The British government is indicating that there is no change – for the moment – to the policy on whether or not we should wear masks to guard against Coronavirus. The Health Secretary, overseeing the health service in England, Matt Hancock indicated this evening that he is awaiting the results of a meeting being held by SAGE to address the issue.

Health chiefs issued a warning on Tuesday that the government should not order the general public to wear face masks on the grounds that it would jeopardise their availability for medical workers.

With so many different governments and international bodies recommending different measures, and three different types of mask on offer, no wonder there is a great deal of confusion surrounding the issues.

There are three types of mask, and the advantages and disadvantages are laid out in reports by the World Health Organisation (WHO), the US Centre for Disease Control (CDC), and the EU European Centre for Disease Prevention and Control (ECDC).

1) N95 Respirators aka FFP2

The N95 Respirator, also known as FFP2, are not recommended for general use by the WHO or the CDC on the grounds that supplies should be conserved for use by medical professionals.

These respirators are designed to fit the face very closely, forming a seal around the mouth and nose. When fitted properly they block at least 95% of very small particles. As such the WHO recommends their use by medical professionals performing “aerosol-generating procedures”, that is procedures which generate small fast evaporating droplets which leave tiny particles of viruses lingering in the air.

2) Surgical masks – medical masks

Mass wearing of surgical masks, often referred to as medical masks, is not strongly recommended with the WHO, CDC, and ECDC all stating that medical workers must be given priority access to these masks.

In terms of protection these masks do filter out larger particles such as larger droplets of spit or phlegm coughed or sneezed out, but smaller particles may still get through. They also do not cover the sides of the mouth. The WHO says there is “limited evidence” that these masks are effective at protecting those attending mass gatherings or in public, and suggests on balance that they should not be worn as they might encourage people to ignore other necessary safety precautions.

The ECDC has suggested wearing these masks, and cloths masks discussed below, “could be considered” especially in busy areas as a way to reduce transmission, not for protection.

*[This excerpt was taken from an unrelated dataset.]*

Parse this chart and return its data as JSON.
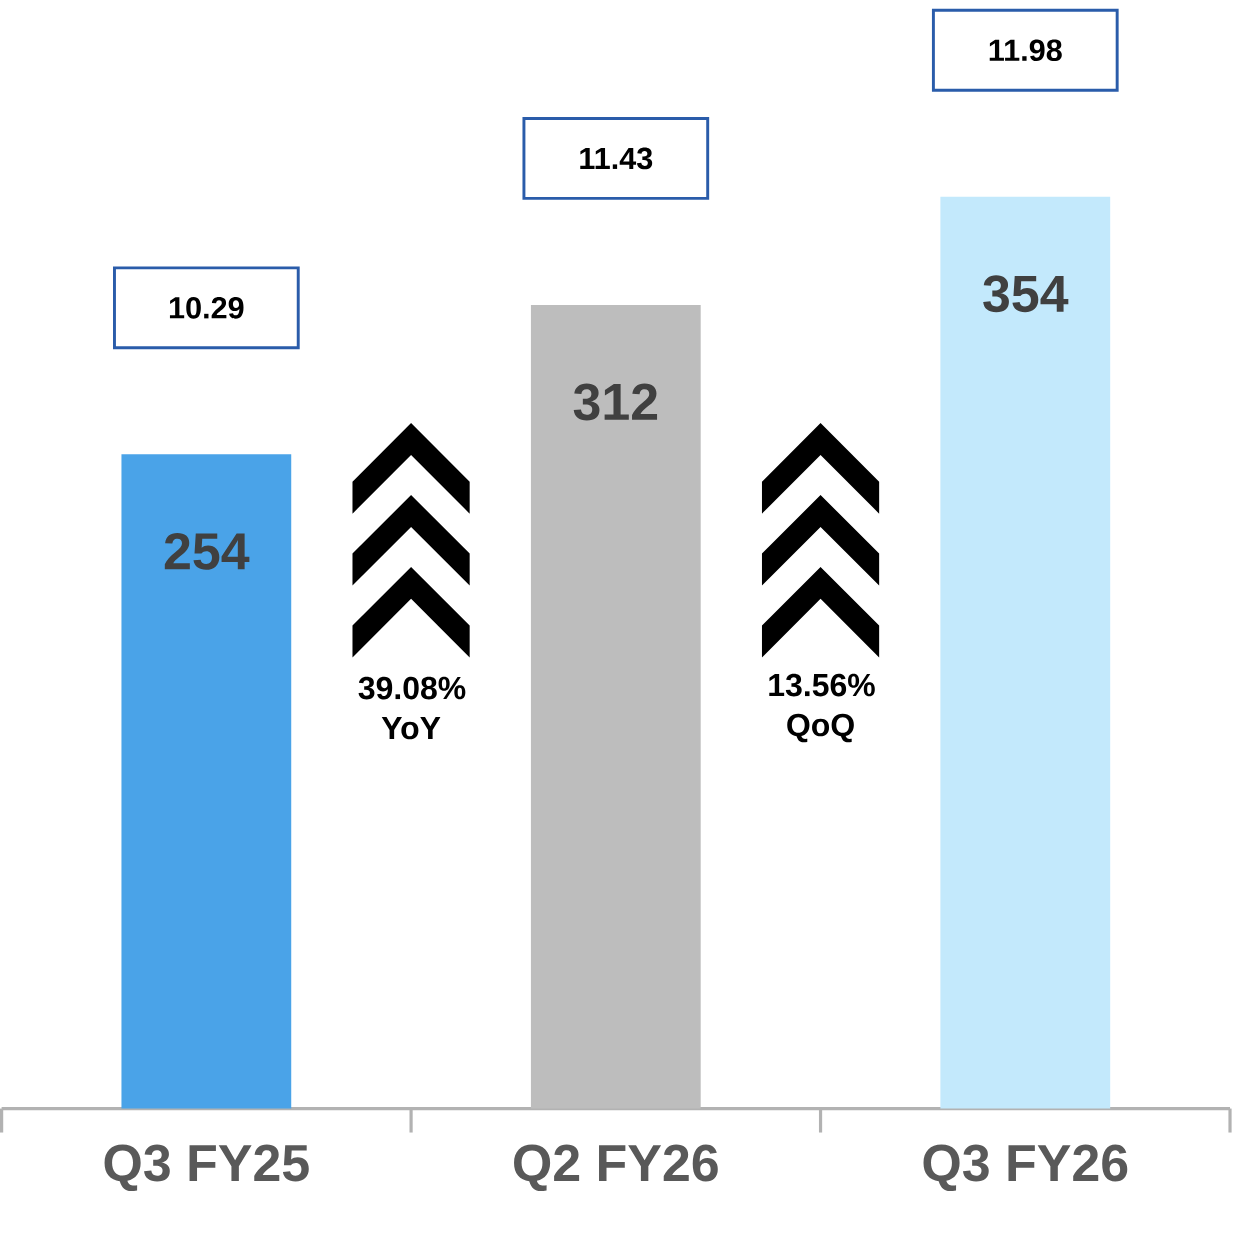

It notes that the WHO’s guidelines on ways to mitigate the impact of pandemic influenza does conditionally suggest the use of masks – though this general recommendation may not be effective for SARS-COV-2.

The WHO does recommend symptomatic individuals not in hospital should use medical masks “as much as possible” while also self-isolating at home. Home carers looking after these individuals should wear medical masks when in the same room as them. It also recommends symptomatic individuals should wear masks in health care settings while they are awaiting triage or being transported to the medical facility. This is of course in addition to all the other recommended precautions.

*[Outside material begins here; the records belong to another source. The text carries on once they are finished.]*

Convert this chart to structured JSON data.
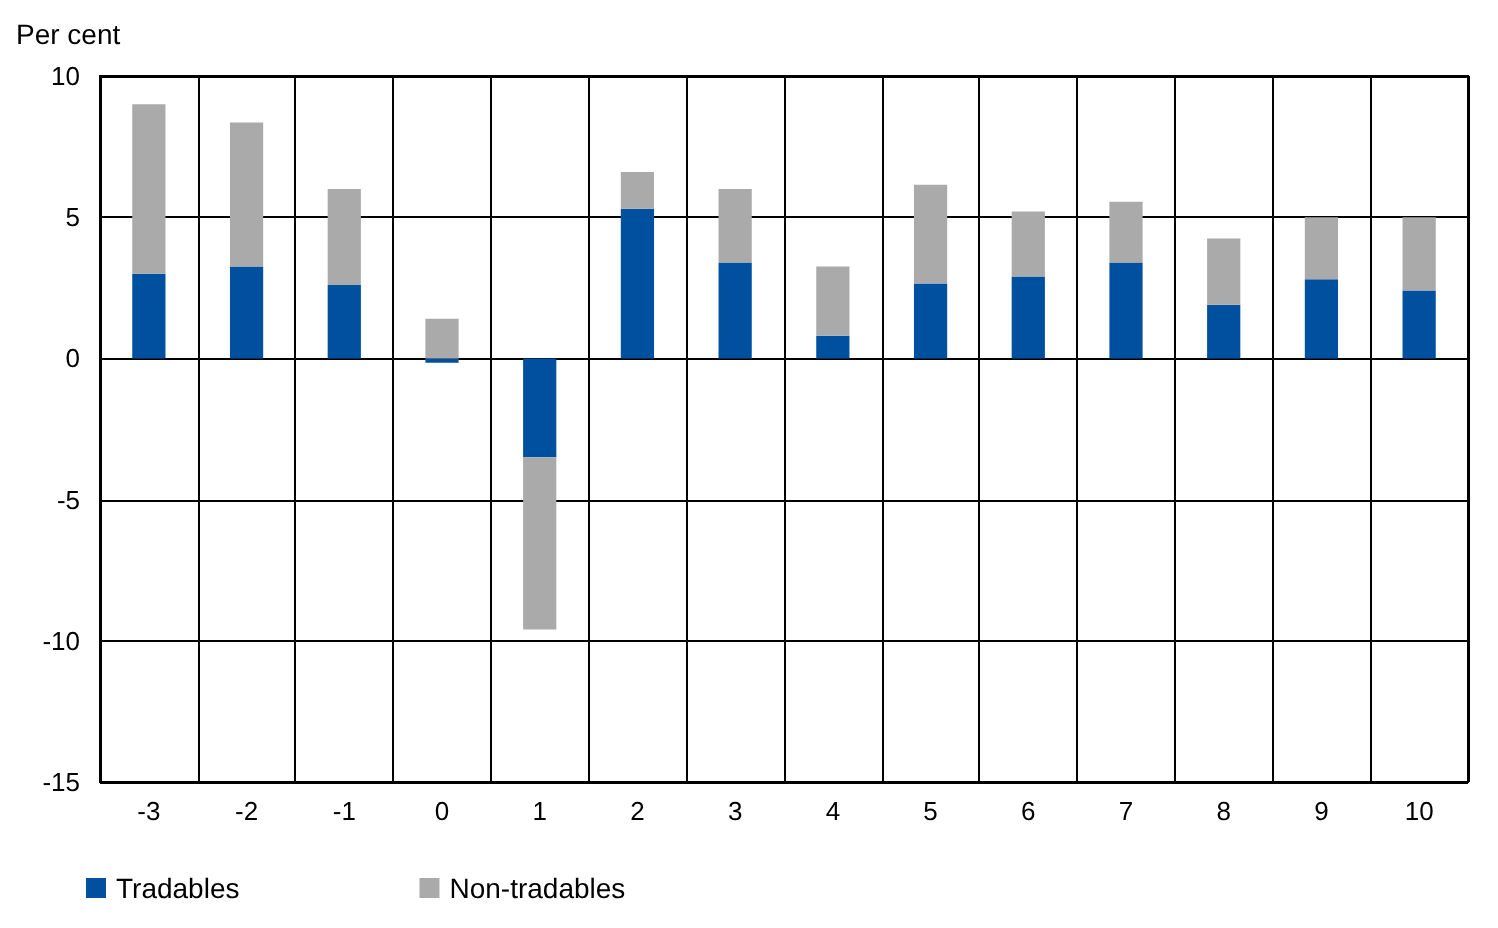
{
  "chart_data": {
    "type": "bar",
    "ylabel": "Per cent",
    "categories": [
      "-3",
      "-2",
      "-1",
      "0",
      "1",
      "2",
      "3",
      "4",
      "5",
      "6",
      "7",
      "8",
      "9",
      "10"
    ],
    "stacked": true,
    "series": [
      {
        "name": "Tradables",
        "color": "#0050a0",
        "values": [
          3.0,
          3.25,
          2.6,
          -0.15,
          -3.5,
          5.3,
          3.4,
          0.8,
          2.65,
          2.9,
          3.4,
          1.9,
          2.8,
          2.4
        ]
      },
      {
        "name": "Non-tradables",
        "color": "#aaaaaa",
        "values": [
          6.0,
          5.1,
          3.4,
          1.4,
          -6.1,
          1.3,
          2.6,
          2.45,
          3.5,
          2.3,
          2.15,
          2.35,
          2.2,
          2.6
        ]
      }
    ],
    "ylim": [
      -15,
      10
    ],
    "yticks": [
      -15,
      -10,
      -5,
      0,
      5,
      10
    ],
    "grid": true,
    "legend": "bottom left"
  }
}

3) Cloth masks – non-medical facemasks

So far there is no expert consensus on how useful cloth masks, non-medical facemasks, are. Especially as they are not produced to a universal medical standard. What evidence there is suggests they do not offer much protection to the wearer, with the WHO and ECDC noting that in medical settings they might even increase the risk of infection.

Nevertheless, a growing number of health authorities are recommending that they can be used to help limit how much people who are asymptomatic, or not yet displaying symptoms, spread the virus. The CDC in the US has recommended their use since 3 April, and an ECDC paper 8 April suggested they could be considered for use. Both agencies say the use should be in settings were social distancing measures are difficult to maintain, but both are keen to emphasise that even if using a cloth mask people should continue to strictly adhere to social distancing and handwashing protocol.

The WHO has, as yet, not adopted a position on the use of cloth masks by the general public on the grounds that they lack sufficient evidence to make a judgement either way. In the meantime the agency is conducting its own research and is encouraging countries which do recommend that the general population wear masks to conduct and share data on their effect.

If you do wear a cloth mask it is recommended that you wash it regularly, 60°C in a standard clothes washer is perfectly adequate. When washing people also must take care to ensure the mask’s covering and fit is not affected.

All the major agencies also firmly state that masks of any sort must be put on and removed correctly and that hands must be washed before putting on any mask and after removing it.